Overview
Teaching: 180 min
Exercises: 0 minQuestions
How does a estimating a tree under likelihood differ from scoring one under parsimony?
How does the output of a maximum likelihood tree search differ from that of a parsimony tree search?
Can we compare trees and models? How?
Objectives
Explain what different models are telling us about evolution.
How does a heuristic search differ under likelihood?
Perform ML analyses using PAUP on LONI
Maximum parsimony will prefer the phylogeny that implies the fewest changes for a set of characters.

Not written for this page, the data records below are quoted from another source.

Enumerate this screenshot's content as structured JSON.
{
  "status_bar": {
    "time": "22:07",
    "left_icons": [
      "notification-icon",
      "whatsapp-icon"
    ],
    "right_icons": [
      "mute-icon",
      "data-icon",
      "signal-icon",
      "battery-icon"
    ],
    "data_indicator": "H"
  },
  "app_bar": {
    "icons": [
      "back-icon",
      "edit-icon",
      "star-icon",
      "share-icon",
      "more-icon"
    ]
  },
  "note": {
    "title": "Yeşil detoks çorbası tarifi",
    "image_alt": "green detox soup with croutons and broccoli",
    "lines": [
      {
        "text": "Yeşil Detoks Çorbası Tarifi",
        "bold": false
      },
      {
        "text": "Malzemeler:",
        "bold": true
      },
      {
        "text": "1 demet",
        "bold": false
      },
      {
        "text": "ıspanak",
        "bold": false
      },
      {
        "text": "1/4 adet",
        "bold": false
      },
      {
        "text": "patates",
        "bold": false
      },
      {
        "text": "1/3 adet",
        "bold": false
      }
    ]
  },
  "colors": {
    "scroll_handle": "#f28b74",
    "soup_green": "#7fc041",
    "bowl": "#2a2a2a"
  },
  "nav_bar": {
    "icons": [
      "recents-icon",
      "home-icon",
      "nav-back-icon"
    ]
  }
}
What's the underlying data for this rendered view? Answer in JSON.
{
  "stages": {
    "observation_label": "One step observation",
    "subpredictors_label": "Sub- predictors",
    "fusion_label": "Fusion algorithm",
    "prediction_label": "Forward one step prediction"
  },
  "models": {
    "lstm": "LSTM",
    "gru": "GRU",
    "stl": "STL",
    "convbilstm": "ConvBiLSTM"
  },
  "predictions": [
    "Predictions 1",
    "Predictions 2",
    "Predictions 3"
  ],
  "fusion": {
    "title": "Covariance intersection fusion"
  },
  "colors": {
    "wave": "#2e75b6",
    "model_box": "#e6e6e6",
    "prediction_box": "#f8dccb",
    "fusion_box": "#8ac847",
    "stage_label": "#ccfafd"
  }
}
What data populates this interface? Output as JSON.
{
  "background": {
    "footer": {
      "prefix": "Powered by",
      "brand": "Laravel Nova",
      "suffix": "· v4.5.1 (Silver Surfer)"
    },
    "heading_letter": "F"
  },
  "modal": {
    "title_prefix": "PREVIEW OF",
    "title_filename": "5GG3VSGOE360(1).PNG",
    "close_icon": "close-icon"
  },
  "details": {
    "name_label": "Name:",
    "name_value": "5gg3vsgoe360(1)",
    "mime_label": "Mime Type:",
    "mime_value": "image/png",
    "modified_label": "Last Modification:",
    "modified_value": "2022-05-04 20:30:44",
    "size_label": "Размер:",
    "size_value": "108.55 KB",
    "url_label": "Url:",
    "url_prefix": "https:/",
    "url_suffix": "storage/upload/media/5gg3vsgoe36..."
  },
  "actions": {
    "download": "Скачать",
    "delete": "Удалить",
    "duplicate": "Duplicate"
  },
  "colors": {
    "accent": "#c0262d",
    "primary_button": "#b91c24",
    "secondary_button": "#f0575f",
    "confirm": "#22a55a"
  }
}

Heuristic algorithms are used to search treespace when there are too many trees the exhaustively search. Different step matrices can be used, but there isn’t a formalized hypothesis testing framework to know which step matrix is ‘best’, beyond seeing if it produces a lower parsimony score.
Maximum likelihood finds the combination of tree, branch lengths, and parameters that maximizes the likelihood score of the data. As you might imagine, searching the combinations of parameters and branch lengths with the tree, tree searching becomes much more onerous. Maximum likelihood, through the nesting of models, also allows for an explicit hypothesis testing framework to be applied to assess which model is the best fit for the data.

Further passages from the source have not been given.